Apple cares a lot about music. Steve Jobs loved it so much that he invented the iPod and iTunes to let us bring all of it everywhere, and personally owned multi-thousand-dollar Finnish speakers in his sparsely-decorated living room. To this day, Apple Music is one of the best-sounding streaming services you can subscribe to thanks to lossless audio support. The headphones it makes, both itself and via Beats, are largely fantastic.
It’s a shame, then, that the company still fails to make a great full-size smart speaker. Not only is the recently revamped HomePod a near-perfect visual reproduction of the discontinued model from 2018, but it barely has any audio improvements. The new HomePod has less drivers for audio, remains incompatible with Spotify and other popular services, and still can’t communicate with anything but Apple devices when your friends are over. The full-color screen on the top is larger, but it fails to convey more information than an Amazon Echo’s blue stripe.
In 2018, foibles like these were mildly acceptable as long as the voice assistant worked and the speaker could fill your room with sound. But given that so many excellent competitors now exist in so many different shapes and sizes, it’s hard to let the HomePod slide. The smaller HomePod Mini already accomplishes the same Siri voice control (if you prefer that to Google Assistant or Amazon Alexa, which are objectively better), and offers more than enough sound quality for folks who just want to put some music on.

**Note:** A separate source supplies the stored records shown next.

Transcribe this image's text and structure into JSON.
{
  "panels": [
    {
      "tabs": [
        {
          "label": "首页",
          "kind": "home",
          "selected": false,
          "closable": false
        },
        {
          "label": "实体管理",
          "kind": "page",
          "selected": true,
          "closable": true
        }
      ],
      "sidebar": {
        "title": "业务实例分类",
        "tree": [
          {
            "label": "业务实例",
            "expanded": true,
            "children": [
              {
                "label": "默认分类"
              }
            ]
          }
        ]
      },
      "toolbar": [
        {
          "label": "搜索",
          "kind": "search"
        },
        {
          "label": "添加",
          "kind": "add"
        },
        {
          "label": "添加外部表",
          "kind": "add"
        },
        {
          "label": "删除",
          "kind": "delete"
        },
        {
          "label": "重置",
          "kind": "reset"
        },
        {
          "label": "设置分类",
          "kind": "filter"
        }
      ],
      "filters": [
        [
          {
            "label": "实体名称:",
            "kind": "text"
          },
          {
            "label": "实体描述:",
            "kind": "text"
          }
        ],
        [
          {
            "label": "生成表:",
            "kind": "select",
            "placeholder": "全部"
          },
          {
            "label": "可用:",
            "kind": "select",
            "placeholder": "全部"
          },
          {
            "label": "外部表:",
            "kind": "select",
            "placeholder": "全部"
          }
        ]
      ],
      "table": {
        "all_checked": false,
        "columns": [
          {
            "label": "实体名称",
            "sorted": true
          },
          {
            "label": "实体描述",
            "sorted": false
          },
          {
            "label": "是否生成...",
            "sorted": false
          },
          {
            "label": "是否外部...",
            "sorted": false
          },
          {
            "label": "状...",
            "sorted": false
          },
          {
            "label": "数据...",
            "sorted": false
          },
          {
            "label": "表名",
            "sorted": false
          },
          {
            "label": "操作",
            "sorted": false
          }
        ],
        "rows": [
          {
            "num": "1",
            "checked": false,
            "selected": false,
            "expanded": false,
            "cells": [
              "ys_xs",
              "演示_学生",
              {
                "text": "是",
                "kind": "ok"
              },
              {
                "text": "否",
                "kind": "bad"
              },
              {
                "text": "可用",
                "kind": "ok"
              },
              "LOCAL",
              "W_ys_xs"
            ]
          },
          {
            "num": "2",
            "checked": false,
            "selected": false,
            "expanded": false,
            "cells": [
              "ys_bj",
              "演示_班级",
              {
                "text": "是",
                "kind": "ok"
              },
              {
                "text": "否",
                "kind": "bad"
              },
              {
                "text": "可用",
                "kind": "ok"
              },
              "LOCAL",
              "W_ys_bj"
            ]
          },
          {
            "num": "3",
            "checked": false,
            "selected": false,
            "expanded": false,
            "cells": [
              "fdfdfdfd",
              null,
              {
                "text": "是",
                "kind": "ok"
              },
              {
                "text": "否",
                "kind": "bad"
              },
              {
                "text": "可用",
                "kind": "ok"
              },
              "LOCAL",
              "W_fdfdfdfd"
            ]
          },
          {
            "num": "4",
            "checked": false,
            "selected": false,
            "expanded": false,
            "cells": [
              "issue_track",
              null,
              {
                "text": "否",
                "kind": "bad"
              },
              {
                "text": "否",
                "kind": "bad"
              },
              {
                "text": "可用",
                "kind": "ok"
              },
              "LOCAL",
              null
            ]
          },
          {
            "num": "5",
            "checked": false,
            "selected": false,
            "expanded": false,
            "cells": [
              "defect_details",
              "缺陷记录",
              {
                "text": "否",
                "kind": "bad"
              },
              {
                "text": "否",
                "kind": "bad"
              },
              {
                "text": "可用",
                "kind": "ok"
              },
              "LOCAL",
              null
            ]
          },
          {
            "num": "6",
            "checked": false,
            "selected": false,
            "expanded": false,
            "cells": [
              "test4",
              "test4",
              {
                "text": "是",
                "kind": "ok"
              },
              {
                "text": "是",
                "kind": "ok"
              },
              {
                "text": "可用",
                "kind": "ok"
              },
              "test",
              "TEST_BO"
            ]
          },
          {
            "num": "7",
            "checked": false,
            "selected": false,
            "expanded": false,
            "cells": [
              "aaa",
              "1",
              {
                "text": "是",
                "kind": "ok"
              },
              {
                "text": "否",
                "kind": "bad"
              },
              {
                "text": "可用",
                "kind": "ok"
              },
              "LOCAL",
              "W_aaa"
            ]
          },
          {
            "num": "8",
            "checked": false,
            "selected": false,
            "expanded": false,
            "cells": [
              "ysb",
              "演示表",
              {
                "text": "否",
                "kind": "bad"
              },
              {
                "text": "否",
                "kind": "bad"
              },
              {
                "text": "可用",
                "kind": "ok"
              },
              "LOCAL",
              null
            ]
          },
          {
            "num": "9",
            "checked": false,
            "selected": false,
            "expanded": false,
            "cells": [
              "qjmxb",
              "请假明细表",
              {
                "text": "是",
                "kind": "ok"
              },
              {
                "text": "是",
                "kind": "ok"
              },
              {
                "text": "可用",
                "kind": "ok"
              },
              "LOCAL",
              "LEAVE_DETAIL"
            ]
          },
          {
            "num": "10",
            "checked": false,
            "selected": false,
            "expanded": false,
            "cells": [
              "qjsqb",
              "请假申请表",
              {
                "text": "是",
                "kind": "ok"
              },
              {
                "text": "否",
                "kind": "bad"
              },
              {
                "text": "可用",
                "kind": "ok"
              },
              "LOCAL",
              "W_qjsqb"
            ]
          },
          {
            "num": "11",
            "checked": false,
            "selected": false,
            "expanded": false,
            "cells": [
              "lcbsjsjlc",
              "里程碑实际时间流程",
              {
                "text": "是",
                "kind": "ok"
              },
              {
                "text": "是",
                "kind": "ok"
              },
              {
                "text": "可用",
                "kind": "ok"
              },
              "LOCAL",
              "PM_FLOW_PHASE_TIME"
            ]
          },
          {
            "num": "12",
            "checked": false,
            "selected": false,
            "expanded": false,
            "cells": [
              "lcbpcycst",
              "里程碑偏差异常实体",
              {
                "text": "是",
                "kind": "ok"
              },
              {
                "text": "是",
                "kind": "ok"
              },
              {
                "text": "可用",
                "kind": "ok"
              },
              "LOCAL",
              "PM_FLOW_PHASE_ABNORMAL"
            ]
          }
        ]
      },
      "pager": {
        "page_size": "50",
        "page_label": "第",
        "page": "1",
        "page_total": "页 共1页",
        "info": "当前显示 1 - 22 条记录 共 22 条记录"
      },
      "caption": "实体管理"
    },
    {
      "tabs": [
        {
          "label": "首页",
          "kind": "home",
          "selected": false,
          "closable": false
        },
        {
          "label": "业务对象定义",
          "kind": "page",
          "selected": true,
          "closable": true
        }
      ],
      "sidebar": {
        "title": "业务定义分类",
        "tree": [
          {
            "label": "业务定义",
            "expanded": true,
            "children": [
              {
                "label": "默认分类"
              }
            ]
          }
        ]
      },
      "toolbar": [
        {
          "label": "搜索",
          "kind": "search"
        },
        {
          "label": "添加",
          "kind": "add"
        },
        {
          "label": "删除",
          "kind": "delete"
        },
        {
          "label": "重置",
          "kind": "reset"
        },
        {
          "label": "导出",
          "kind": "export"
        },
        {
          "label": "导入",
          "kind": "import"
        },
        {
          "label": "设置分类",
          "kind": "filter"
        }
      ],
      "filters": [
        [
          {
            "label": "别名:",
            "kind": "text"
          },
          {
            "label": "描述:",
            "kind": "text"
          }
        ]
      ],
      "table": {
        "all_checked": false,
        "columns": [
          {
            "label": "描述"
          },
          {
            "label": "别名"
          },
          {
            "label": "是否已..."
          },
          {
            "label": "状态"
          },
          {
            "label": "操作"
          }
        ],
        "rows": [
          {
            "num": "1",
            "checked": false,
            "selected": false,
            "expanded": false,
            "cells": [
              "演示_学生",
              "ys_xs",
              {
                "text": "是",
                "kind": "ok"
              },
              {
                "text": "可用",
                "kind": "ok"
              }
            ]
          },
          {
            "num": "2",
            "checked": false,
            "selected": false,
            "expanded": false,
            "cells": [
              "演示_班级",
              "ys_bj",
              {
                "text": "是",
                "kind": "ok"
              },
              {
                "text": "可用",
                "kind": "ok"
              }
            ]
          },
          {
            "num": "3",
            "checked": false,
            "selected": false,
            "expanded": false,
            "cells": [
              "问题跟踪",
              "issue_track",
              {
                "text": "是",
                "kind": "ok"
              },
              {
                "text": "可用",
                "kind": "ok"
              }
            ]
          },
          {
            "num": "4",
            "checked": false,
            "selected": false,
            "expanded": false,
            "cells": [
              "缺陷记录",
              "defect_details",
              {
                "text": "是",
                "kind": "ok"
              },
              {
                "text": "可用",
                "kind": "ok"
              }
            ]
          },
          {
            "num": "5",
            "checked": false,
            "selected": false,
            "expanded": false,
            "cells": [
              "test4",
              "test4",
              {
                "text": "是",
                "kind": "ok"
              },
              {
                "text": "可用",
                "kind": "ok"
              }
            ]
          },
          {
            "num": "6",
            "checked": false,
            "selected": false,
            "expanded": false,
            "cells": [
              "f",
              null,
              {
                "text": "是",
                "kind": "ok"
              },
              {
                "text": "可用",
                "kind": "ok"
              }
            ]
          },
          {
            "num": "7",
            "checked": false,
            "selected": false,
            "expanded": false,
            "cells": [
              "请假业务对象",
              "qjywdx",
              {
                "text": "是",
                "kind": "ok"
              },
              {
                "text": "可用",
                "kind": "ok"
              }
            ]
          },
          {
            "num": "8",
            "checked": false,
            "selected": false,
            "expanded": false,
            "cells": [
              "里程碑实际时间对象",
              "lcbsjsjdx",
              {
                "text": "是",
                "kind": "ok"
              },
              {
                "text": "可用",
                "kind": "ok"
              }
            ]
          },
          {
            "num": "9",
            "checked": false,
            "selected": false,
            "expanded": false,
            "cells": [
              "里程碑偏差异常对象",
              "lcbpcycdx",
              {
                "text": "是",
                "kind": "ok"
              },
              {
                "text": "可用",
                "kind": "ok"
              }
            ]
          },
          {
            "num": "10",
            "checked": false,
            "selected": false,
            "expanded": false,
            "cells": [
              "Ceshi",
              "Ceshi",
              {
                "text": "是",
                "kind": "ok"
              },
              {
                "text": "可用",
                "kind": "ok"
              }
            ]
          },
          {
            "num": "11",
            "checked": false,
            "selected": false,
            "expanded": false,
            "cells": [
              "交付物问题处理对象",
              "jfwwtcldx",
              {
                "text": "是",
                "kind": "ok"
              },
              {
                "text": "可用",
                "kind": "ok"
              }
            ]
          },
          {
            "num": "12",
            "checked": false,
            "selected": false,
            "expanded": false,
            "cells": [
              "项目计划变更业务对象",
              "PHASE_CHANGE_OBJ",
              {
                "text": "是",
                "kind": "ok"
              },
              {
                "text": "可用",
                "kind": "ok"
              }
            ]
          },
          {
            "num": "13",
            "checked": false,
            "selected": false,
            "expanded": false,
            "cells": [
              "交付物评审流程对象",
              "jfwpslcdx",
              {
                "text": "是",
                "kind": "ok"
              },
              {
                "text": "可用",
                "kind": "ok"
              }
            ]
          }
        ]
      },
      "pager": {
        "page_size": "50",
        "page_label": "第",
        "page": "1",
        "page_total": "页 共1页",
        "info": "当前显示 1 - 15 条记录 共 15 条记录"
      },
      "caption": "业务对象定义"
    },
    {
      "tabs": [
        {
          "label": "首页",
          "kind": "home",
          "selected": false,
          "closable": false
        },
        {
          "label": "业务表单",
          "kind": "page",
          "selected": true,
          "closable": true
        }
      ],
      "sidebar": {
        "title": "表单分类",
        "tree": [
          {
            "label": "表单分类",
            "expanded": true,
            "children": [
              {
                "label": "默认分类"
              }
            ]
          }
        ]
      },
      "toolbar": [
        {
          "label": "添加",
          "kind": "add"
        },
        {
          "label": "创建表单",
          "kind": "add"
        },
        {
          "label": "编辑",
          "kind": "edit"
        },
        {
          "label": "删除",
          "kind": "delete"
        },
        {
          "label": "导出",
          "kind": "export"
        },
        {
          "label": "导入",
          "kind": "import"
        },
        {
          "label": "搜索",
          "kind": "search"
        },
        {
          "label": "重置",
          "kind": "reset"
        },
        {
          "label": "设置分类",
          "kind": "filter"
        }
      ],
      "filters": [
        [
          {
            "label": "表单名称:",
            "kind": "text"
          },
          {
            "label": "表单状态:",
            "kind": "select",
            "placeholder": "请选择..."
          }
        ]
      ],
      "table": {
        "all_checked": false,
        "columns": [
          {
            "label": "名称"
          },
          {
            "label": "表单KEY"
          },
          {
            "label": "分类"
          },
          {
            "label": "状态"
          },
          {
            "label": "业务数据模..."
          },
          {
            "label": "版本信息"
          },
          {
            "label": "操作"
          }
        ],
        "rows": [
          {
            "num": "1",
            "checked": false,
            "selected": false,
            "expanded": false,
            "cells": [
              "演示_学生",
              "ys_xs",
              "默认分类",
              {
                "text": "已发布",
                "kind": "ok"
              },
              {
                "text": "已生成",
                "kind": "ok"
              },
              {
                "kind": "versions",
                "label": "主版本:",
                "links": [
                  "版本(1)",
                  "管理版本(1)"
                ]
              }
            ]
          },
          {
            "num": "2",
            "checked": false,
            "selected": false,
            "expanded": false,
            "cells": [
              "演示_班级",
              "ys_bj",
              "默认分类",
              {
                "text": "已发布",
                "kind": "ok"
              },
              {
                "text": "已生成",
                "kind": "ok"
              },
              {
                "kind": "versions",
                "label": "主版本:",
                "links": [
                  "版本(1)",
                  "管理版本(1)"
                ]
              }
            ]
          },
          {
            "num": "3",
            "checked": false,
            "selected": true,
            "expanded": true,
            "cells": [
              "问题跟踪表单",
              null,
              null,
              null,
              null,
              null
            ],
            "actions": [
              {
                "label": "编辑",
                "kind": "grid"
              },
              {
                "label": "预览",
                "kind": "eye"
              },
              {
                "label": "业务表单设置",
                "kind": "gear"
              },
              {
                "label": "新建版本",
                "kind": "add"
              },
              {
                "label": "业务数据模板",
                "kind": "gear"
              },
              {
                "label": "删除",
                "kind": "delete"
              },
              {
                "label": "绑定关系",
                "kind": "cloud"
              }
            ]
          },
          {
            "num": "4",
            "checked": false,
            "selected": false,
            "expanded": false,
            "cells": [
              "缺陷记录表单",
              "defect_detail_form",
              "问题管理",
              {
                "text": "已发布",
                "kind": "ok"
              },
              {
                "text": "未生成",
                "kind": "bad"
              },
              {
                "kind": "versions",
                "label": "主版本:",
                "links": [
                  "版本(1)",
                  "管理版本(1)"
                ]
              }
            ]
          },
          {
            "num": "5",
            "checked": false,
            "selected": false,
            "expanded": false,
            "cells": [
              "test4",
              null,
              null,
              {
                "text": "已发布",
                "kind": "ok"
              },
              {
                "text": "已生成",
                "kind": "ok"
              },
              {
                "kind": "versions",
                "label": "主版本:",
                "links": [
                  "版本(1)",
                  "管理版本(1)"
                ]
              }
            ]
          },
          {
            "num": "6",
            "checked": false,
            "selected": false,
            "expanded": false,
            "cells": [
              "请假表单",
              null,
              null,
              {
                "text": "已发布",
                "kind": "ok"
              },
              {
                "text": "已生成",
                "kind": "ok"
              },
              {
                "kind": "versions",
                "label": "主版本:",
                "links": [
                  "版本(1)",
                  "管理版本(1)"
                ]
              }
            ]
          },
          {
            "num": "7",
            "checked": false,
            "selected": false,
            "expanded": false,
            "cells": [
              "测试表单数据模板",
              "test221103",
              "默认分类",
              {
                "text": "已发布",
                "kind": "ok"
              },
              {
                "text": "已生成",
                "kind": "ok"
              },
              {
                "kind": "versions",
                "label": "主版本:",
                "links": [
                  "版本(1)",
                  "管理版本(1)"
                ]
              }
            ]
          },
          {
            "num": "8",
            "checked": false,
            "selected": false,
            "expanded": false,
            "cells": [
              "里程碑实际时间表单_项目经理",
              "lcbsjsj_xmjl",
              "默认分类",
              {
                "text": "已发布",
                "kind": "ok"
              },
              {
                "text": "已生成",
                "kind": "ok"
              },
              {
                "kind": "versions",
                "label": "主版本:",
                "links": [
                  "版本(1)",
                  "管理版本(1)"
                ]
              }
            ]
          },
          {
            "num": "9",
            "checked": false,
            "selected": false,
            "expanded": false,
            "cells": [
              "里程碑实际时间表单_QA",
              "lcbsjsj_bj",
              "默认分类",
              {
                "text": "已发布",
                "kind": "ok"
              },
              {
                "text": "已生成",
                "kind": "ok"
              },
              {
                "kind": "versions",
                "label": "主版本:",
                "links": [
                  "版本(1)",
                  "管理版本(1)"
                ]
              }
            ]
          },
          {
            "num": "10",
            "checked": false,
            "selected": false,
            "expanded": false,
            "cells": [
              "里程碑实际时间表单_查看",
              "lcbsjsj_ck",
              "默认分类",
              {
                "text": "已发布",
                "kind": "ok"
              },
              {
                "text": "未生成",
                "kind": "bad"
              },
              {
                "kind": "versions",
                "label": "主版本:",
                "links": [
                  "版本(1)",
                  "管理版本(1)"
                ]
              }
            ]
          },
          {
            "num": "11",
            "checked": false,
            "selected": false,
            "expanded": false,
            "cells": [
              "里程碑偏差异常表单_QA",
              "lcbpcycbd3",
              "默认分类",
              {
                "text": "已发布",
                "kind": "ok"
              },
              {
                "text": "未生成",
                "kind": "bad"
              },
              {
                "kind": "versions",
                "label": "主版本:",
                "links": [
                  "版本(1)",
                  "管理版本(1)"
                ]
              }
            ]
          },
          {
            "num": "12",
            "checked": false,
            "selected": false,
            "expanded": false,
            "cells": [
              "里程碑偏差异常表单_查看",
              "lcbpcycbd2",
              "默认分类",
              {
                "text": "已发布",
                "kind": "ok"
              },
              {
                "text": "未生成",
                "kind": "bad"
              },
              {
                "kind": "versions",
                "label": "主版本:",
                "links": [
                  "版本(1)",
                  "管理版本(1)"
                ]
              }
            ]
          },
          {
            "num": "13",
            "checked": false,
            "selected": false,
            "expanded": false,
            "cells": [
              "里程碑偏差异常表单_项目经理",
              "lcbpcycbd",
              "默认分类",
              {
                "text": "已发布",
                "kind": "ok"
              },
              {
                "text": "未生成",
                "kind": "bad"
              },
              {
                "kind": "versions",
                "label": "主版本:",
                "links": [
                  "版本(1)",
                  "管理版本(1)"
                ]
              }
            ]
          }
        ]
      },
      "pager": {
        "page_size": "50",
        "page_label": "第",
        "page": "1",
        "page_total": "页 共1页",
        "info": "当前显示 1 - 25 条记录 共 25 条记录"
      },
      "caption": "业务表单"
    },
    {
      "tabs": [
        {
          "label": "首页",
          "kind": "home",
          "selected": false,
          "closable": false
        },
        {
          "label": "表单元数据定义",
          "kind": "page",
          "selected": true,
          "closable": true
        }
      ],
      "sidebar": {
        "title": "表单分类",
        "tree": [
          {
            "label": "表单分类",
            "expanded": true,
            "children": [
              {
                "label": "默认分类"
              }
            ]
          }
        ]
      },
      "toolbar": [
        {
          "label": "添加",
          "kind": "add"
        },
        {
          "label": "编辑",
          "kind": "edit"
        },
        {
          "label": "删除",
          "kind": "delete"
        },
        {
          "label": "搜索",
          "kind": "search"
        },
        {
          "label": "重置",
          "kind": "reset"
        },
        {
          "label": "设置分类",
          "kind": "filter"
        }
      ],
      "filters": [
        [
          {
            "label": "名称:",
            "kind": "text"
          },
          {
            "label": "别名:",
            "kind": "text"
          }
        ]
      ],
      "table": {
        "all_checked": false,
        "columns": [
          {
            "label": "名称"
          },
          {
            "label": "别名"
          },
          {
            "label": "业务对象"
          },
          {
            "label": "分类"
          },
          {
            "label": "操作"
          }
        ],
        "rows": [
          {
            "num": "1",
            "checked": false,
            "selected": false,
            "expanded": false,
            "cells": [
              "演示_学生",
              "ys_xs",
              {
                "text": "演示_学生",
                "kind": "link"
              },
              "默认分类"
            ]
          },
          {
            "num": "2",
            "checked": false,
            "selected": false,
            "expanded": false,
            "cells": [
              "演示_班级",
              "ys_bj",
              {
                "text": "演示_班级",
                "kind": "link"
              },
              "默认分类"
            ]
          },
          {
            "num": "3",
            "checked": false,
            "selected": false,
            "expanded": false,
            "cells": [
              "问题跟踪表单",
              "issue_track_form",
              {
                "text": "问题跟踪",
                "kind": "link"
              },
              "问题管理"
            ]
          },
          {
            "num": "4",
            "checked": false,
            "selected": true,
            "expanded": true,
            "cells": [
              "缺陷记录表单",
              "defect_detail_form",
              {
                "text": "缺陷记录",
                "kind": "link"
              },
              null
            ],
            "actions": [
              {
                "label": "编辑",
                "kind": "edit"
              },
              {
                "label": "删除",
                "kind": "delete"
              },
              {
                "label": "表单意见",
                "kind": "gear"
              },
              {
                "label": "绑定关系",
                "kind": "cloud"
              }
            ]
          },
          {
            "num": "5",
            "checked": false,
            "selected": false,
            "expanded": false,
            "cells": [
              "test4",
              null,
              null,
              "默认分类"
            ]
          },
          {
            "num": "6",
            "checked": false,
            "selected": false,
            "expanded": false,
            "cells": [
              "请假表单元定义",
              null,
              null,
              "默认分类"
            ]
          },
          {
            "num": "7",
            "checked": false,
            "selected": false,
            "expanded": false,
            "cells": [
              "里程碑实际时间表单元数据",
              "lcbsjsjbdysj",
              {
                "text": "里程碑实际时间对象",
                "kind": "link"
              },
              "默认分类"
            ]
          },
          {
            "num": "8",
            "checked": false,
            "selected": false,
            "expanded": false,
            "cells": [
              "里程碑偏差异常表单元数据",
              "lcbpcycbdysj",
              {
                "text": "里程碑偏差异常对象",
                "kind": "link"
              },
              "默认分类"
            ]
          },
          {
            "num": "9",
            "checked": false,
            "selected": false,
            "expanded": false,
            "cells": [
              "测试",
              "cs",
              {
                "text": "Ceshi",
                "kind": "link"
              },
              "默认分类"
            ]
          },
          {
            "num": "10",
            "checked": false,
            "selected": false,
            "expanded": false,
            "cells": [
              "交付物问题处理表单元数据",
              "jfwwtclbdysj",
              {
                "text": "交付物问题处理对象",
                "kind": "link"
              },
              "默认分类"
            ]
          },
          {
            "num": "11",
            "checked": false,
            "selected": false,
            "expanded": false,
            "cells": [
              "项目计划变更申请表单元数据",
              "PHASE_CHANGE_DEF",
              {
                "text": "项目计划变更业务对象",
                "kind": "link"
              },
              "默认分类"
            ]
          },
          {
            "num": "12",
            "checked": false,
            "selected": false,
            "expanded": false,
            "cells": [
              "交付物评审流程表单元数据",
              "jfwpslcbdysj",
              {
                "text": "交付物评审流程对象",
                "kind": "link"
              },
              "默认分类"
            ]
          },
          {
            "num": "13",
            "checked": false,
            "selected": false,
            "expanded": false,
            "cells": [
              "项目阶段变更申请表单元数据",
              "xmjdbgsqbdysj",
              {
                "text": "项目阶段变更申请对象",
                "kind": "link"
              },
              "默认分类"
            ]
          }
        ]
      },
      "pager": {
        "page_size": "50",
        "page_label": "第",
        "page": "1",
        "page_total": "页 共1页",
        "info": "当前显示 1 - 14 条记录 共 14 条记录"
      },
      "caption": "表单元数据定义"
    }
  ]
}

Unless you spend $600 for two HomePods to listen in stereo, the sound quality isn’t that great, with a heavy helping of bass and not much definition in the mid-range. You can get the same “I have music playing” feeling from the smaller model, or from any number of competitors, for less. If you want high-end sound, you won’t find it here.
Physically, the new HomePod is slightly more squat than the older model, a fat little marshmallow of sound that’s about 7 inches high. Otherwise, the main difference you’ll notice is the larger screen on top, with integrated volume up and down buttons. Say “Hey Siri,” and Apple’s voice assistant wakes up, with a splash of colorful plasma showing up on the top screen to let you know she’s listening.